When it comes to portable power, lithium-ion batteries are where it’s at. Unsurprisingly, there’s a lot of work being done to better understand how to maximize battery life and usable capacity.
While engaged in such work, [Dr. Michael Metzger] and his colleagues at Dalhousie University opened up a number of lithium-ion cells that had been subjected to a variety of temperatures and found something surprising: the electrolytic solution within was a bright red when it was expected to be clear.
It turns out that PET — commonly used as an inert polymer in cell assembly — releases a molecule that leads to self-discharge of the cells when it breaks down, and this molecule was responsible for the color change. The molecule is called a redox shuttle, because it travels back and forth between the cathode and the anode. This is how an electrochemical cell works, but the problem is this happens all the time, even when the battery isn’t connected to anything, causing self-discharge.
As [Dr. Metzger] points out, this came as a surprise in part because no one was paying much attention to “inert” components like PET. PET is present in the plastic foils and tapes that make up a battery’s internals, and while it is indeed inert at the time of cell manufacture, it can degrade within the battery and release the redox shuttle molecule. Elevated temperatures worsen this condition.
There are two papers (Identification of Redox Shuttle in Cells, and Self-discharge Originating from Redox Shuttle Generation) on the subject, and if you’d like to learn a bit more about lithium-ion batteries in general, our own Arya Voronova has you covered.

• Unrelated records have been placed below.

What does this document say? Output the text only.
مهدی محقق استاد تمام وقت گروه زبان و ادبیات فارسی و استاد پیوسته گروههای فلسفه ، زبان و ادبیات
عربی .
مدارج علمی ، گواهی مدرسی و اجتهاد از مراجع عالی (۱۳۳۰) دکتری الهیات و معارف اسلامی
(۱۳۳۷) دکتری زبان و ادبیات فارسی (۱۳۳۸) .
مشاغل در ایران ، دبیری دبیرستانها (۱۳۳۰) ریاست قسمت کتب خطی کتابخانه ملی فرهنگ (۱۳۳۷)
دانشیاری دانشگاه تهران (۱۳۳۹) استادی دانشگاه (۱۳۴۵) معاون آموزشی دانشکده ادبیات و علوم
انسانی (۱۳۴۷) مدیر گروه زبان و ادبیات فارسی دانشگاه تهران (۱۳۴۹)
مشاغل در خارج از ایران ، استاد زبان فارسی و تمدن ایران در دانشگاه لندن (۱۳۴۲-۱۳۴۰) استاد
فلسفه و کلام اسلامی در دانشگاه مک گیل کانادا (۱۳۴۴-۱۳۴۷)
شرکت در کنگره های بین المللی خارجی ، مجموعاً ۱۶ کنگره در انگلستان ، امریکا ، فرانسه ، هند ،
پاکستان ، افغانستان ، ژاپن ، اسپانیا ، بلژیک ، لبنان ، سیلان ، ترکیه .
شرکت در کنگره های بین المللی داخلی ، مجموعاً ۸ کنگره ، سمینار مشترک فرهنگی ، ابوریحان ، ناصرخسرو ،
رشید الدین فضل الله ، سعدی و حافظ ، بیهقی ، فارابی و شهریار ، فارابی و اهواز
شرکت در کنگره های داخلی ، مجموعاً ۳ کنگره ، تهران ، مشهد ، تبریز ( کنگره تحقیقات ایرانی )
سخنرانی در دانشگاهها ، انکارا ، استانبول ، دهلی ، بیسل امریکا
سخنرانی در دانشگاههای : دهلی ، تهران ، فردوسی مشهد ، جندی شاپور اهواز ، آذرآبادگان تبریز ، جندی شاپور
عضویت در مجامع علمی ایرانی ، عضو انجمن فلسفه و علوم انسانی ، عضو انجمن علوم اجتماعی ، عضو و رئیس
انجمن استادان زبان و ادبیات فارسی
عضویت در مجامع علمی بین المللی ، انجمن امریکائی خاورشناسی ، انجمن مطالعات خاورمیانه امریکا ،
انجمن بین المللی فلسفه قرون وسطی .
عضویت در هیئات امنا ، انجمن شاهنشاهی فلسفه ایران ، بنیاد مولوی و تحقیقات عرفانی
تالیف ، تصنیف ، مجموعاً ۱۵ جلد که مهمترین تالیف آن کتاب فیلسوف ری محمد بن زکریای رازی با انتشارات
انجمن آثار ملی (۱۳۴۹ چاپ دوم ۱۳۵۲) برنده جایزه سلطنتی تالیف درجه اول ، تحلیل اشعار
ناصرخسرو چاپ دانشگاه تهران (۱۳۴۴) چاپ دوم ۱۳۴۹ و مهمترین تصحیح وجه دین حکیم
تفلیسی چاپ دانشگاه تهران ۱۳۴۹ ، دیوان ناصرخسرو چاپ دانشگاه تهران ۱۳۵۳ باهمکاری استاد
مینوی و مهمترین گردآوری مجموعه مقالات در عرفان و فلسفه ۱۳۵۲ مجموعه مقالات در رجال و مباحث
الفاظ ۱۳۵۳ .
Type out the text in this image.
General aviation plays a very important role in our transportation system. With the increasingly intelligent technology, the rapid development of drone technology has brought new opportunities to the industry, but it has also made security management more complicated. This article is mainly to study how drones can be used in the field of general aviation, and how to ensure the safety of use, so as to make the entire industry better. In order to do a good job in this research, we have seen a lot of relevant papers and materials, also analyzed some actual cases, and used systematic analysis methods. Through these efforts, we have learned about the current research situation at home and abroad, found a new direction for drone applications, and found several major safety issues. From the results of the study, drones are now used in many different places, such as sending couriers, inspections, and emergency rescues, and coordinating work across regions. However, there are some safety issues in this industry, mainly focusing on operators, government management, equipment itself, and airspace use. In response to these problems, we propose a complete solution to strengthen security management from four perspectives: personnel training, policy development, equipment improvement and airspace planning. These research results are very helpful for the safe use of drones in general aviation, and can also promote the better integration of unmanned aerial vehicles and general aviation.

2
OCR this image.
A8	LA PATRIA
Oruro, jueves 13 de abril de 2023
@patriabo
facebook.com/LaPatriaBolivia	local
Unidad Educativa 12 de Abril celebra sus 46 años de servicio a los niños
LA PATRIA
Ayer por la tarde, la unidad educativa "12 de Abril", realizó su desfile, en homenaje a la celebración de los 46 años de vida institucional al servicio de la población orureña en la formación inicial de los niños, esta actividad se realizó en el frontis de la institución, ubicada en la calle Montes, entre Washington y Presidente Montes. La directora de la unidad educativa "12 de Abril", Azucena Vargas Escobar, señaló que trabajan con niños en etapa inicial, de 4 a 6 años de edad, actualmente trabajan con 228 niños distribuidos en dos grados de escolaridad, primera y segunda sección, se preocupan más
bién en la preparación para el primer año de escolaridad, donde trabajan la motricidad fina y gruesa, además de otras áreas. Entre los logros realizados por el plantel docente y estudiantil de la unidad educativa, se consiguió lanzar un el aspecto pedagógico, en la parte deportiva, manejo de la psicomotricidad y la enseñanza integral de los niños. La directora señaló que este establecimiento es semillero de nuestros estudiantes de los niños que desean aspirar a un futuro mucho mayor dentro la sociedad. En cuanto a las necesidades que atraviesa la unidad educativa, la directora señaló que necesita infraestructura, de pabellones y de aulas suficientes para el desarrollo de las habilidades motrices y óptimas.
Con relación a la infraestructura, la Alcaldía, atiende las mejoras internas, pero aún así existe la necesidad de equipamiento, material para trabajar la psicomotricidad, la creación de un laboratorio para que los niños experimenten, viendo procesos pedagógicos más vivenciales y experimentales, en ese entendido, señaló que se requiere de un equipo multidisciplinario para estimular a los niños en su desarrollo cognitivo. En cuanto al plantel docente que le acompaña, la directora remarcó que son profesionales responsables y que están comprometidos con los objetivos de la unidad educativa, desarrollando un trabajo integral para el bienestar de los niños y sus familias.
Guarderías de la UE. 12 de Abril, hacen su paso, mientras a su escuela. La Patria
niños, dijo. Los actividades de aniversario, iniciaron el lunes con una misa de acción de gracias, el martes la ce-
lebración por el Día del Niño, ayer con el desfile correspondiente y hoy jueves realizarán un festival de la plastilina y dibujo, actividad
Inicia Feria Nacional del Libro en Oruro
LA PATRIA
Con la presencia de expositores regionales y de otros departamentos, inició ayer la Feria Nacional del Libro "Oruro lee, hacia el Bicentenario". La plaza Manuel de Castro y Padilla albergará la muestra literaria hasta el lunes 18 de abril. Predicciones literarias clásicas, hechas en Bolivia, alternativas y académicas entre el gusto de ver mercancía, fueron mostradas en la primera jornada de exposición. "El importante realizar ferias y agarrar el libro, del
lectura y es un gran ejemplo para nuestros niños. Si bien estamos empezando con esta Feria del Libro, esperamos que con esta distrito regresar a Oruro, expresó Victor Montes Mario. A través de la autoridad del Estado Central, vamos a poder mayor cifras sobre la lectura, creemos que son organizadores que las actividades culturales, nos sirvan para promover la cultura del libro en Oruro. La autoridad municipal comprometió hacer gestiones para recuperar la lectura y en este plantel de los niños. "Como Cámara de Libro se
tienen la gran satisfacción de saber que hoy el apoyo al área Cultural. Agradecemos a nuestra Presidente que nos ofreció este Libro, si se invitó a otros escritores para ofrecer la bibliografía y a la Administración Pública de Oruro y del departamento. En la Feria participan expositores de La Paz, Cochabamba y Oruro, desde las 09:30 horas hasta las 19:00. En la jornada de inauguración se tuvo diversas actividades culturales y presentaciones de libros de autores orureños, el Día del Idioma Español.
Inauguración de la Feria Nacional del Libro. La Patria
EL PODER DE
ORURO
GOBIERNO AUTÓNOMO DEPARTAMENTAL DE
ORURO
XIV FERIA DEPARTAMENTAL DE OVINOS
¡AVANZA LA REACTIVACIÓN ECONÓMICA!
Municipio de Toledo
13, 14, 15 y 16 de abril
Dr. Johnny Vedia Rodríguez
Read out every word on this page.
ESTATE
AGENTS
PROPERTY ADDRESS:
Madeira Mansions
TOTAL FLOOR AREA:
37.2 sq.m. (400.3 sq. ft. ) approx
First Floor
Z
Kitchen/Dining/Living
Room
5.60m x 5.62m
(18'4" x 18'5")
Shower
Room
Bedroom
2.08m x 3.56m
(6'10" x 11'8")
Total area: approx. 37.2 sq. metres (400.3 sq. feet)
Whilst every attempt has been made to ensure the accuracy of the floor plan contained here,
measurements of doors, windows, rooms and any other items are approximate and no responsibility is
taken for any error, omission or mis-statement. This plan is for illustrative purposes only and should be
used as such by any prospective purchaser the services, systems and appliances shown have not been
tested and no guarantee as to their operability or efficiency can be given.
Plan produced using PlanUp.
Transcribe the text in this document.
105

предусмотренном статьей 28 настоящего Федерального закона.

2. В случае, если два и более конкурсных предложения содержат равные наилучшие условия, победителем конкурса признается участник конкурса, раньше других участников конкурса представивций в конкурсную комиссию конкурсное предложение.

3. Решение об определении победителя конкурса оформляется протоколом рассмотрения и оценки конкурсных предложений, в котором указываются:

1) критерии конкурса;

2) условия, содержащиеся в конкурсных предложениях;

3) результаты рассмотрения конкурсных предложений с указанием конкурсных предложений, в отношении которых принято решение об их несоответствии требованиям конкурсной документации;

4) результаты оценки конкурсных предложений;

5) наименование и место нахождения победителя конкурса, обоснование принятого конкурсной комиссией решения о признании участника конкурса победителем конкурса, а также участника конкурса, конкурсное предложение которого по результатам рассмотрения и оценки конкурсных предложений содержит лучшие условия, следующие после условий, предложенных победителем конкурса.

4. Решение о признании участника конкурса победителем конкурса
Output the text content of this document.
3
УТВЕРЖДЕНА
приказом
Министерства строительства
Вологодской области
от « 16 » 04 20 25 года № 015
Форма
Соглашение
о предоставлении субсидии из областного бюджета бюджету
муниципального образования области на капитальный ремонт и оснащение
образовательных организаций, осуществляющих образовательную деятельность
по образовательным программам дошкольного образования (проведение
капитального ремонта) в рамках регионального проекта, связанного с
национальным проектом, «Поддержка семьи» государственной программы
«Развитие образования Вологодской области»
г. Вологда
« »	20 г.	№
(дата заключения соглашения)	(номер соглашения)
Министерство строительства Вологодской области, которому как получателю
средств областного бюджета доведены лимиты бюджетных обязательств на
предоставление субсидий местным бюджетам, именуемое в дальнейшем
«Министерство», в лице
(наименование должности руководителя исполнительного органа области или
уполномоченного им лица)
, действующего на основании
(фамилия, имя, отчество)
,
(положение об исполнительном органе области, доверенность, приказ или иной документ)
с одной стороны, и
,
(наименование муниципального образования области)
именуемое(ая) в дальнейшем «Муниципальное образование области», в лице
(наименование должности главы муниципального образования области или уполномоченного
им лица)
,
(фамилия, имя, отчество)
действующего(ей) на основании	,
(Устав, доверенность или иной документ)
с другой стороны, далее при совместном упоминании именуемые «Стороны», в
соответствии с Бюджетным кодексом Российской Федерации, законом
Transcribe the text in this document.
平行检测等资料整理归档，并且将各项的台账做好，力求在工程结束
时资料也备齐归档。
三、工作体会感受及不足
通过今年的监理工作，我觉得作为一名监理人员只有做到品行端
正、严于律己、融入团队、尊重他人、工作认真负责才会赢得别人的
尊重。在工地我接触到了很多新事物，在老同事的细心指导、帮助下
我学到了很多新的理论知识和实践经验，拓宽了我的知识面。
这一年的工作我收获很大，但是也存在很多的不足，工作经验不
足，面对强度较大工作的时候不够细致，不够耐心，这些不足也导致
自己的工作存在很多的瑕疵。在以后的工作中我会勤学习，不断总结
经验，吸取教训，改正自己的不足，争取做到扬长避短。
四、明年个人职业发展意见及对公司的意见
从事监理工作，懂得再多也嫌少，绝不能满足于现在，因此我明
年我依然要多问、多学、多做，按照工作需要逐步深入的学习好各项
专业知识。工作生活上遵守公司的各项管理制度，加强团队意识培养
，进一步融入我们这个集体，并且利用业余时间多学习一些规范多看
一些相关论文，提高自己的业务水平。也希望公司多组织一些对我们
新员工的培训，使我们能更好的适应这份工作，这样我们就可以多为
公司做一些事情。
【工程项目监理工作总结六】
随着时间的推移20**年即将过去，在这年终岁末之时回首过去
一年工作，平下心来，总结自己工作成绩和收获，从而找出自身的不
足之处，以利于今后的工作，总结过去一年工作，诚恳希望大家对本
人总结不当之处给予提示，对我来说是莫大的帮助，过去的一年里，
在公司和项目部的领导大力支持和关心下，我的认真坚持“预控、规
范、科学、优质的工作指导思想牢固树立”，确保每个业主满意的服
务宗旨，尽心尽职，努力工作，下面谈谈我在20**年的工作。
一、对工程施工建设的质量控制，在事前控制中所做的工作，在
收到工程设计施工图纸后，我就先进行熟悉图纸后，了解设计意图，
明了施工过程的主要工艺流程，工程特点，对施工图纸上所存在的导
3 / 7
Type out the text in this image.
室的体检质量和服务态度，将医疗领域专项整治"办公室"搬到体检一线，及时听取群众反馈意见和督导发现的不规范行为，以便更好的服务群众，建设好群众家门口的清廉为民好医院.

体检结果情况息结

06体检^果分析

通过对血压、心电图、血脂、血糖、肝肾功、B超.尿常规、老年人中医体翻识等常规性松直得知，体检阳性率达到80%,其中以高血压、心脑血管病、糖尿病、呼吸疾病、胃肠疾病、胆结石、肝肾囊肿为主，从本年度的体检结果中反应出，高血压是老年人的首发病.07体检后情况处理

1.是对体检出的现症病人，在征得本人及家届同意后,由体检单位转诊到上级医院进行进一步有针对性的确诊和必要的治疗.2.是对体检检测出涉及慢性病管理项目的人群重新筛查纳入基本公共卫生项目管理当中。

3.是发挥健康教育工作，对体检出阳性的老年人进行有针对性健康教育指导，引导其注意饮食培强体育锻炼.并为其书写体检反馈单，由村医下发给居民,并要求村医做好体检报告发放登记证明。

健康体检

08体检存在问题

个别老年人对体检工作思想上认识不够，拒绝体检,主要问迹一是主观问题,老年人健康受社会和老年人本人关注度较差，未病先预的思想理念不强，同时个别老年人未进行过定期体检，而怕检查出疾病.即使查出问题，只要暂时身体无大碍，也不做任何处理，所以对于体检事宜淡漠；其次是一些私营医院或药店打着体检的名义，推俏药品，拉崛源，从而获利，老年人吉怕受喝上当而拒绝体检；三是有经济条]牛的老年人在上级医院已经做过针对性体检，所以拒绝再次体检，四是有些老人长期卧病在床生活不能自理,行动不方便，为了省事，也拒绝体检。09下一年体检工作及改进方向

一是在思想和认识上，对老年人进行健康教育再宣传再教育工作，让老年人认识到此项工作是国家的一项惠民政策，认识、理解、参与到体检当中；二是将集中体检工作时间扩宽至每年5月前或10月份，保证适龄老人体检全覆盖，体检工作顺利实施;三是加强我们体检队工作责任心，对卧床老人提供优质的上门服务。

More specifically, they were looking at LiFePO4 batteries. This is an important discovery but it becomes less relevant as we get closer to using solid state batteries which have no liquid electrolyte.
There’s yet to have been a battery tech that’s become irrelevant once well understood.
Nicads are still most common in emergency exit lights because they are dead easy to charge with minimal circuitry and fail gracefully over a decade or more when used right.
Lead acids are heavy but solved for and nothing matches them amp per dollar if you need short bursts of current and wide abuse tolerances.
Lithium batteries have huge amount of facility and industrial capacity and are well understood. Incremental improvement is dandy and can only make them more useful for what they do well.
Dismissing the last 20+ years of lithium battery tech development in favor of solid state battery tech won’t make sense until solid state cells are just flatly superior in most metrics compared to LiIon or LiFePo cells.
Lead-Acids are also ridiculously recyclable.
Which makes sense since so many UPS and automotive applications depend on them
Solid state will take another decade at least before they solve the low temperature performance issues. It’s no good to have a battery that stops working below room temperature.
I find it surprising that this wasn’t previously known. I would have expected major battery manufacturers would have discovered this in their R&D labs when doing teardown analysis of different designs after stress and usage test scenarios. Very odd.
But those rarely publish their findings so it its fully possible that (atleast part) of the industrie has known this.
Also possible they never thought to test and study exactly this way, so while they by experimentation found better combinations that may have been countering this effect they didn’t actually witness this particular effect. As they just didn’t happen to look at the right thing. Or whomever was looking didn’t realise what the colour change could mean to go into further study.
I suspect you are correct and at least part of this was part of their ‘secret sauce recipe’. But unless they actually reveal all the inhouse generated data we have no way to know, and with so many variables they will be have to be testing for it would be easy to miss something.
Companies test their products for climate and longevity all the time. In orser to get the performance envelope that you see on a spec sheet they would have had to have exposed the cell to hot / cold /humid conditions at least once.
It seems they either had the data but didn’t realize what they were looking at, or they wrote off the self discharge as the cell aging and didn’t care because that just means more sales.
Maybe due to the cell chemistry. LifePO4 is not quite the same, and uses an iron material. I actually took apart some broken phosphates a while back and noticed the same coloration wrongly attributing it to the electrolyte having been exposed to air. Its useful information however.
It’s not a bug, it’s feature. The redox shuttle and the additives that creates them are seen as cell protection in various patents and literature
Good workup here: https://www.anl.gov/partnerships/redox-shuttle-additives
I have cut open a defunct LiPo battery (won’t take a charge and bulges when charged) with my scissors to find that the electrolyte was red. This is very interesting.